The Huskies are talented and just need to gel, Nichol said.

Also, because most of last year’s starters are gone, the team needs leaders.

“We need to find someone who builds character and doesn’t tear things down,” he said.

“More importantly, they have to develop faith that the guy next to them is going to do his job. If everybody out there takes care of their own job, the big things will take care of themselves.”

The Huskies opened Friday night with Redmond (see page 12) and they’re not backing down over the next two weeks, with games against Banks and North Valley, both at home. Nichol said he expects both teams to finish high in their conferences.

A similarly tough schedule last year, with those pre-season games on the road, set the Huskies up for the playoffs because 5A Division Redmond, despite beating Sweet Home 35-0, finished its regular schedule undefeated and both North Valley and Banks also did well.

“With the (OSAA) power rankings, you don’t want to have a soft preseason schedule,” Nichol said. “That game against Redmond moved us up to No. 4 in the power rankings instead of No. 5 or 6. That helped us get home field advantage throughout the playoffs as long as we won.”

Also on the schedule is Central, regularly a power in the area and a team Nichol said he’s eager to keep playing for as long as possible.

“Shane Hedrick has a good program up there. It’s a good test for us because they’re consistently a good program, with spikes of greatness. It’s always been a good rivalry, since the 1980s. Over 30 years – that’s a good rivalry.”
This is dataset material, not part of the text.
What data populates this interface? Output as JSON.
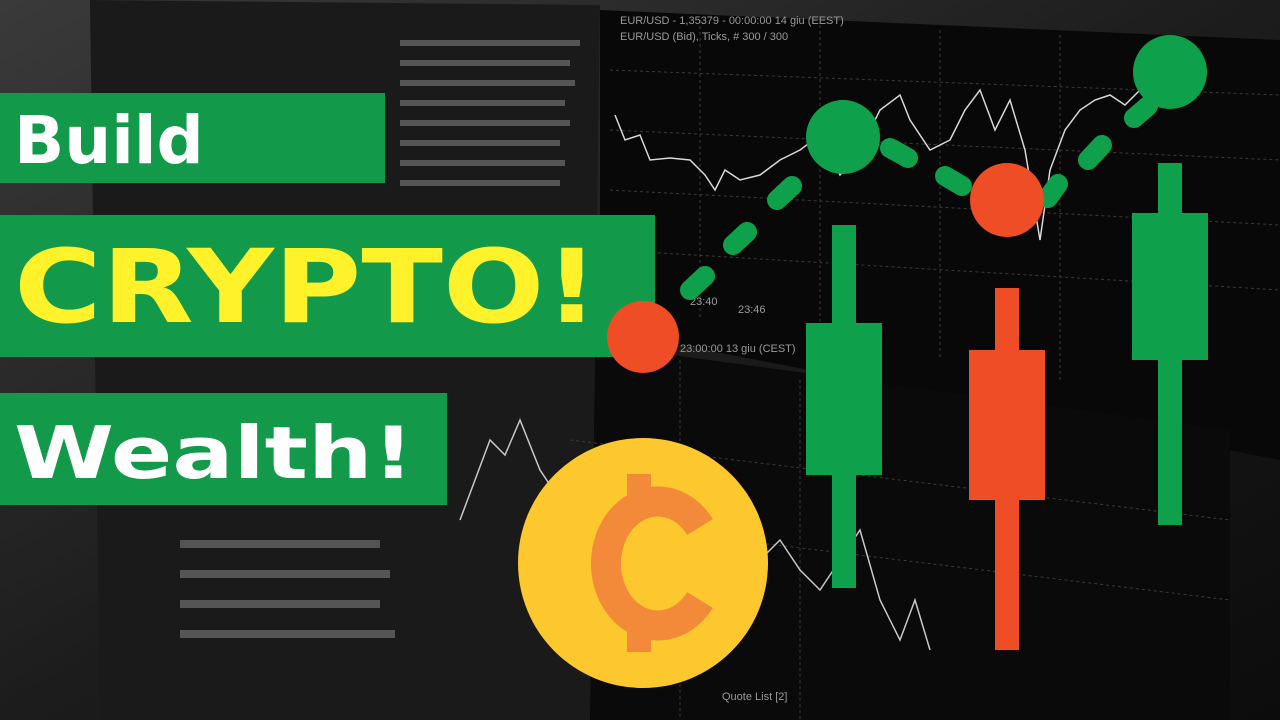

Nichol said he expects the Sky-Em competition to be “tough.” He said if he had to vote for another team as No. 1, it would be Cottage Grove or Elmira.
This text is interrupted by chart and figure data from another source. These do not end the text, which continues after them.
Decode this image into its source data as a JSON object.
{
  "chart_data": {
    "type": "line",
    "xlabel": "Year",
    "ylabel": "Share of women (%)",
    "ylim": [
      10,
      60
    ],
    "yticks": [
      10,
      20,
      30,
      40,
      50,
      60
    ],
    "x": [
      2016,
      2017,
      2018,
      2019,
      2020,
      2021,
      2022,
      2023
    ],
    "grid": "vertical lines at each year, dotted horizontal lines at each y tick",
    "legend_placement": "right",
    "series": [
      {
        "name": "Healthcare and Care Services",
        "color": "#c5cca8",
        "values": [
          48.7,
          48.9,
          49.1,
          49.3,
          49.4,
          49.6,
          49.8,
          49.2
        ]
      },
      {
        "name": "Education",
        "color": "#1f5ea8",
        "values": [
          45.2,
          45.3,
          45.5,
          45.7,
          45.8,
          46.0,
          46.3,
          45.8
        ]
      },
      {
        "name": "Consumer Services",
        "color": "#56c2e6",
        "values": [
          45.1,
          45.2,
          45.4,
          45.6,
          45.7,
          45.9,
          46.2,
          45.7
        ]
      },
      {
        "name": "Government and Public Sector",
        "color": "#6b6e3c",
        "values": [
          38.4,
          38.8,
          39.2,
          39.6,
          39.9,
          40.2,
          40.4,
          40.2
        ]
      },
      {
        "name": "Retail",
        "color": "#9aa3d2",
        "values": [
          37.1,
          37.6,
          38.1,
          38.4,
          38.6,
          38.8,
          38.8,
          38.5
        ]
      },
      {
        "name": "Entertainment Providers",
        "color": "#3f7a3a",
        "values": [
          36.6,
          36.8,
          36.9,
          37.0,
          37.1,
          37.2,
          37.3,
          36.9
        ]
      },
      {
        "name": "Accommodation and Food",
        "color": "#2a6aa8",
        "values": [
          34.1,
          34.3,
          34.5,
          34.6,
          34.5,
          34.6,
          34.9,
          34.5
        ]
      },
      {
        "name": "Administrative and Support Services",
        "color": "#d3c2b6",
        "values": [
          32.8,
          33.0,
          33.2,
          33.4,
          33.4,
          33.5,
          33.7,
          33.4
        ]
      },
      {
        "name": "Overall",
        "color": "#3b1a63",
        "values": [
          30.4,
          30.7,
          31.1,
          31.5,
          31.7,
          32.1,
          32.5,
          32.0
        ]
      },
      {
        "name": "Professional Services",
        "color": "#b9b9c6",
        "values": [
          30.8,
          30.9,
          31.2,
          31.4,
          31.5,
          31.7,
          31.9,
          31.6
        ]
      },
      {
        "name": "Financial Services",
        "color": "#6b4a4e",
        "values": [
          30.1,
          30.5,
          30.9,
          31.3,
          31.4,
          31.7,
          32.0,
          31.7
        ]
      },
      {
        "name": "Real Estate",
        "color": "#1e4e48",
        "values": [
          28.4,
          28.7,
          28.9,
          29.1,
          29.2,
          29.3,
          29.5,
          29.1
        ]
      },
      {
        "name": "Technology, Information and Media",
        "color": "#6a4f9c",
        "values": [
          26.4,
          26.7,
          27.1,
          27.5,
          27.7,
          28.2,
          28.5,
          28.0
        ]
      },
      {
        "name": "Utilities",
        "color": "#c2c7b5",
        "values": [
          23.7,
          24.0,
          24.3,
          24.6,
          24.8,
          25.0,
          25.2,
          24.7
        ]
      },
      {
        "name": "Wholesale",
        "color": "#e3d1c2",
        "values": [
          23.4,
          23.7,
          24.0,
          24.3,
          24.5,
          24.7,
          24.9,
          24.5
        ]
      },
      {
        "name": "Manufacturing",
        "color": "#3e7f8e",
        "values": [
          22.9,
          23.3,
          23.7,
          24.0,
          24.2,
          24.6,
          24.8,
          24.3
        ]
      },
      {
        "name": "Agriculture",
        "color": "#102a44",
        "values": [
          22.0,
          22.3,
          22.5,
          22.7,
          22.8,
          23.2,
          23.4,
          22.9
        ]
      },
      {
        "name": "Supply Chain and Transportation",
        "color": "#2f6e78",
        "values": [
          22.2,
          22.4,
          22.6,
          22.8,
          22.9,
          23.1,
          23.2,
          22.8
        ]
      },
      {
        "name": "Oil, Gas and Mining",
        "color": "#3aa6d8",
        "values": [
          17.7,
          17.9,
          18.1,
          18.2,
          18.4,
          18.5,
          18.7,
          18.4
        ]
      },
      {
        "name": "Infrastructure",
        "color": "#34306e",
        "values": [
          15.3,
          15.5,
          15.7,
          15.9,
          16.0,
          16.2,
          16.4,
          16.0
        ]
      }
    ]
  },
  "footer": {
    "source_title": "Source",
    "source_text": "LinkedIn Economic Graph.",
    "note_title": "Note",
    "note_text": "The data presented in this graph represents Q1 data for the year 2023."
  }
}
The Lions are led by 6-3, 195-pound senior quarterback Scotty Hitner, considered by many to be one of the top five signal-callers in Oregon this year, after throwing for 3,425 yards and scoring 50 all-purpose TD’s, making him the state’s leading passer in total yards last season. Hitner is getting serious attention from college recruiters and was one of the invitees at the Northwest College Showcase at Interlake High School in Bellevue, Wash. in July.

“Anybody who throws for 3,000 yards and 32 touchdowns has to have some impact,” Nichol said.

Elmira has Bo Highburger, a second-team all-state linebacker last year, and the fourth-place finisher, behind Knight (by four-hundredths of a second), in the district 100-meter final last spring. Highburger is expected to be a top running back for the Falcons.

“He’s a Division I prospect,” Nichol said. “If they put a line together that he can run behind, they’ll be good.”

Sisters, La Pine and Junction City all have new coaches and new systems, he said, so he can’t tell exactly what to expect from those teams.

That means Sweet Home has its work cut out for it.

“We are trying to work the bugs out of the new stuff that we’re going to be doing,” Nichol said. “We were getting pretty predictable and we’re trying to break that.

“I think the challenge for our players is they don’t know exactly what they’ve got. They know they’ve done quite well in practice and at camp, so how’s that going to transfer to league? When they develop confidence, they’re going to do a good job.”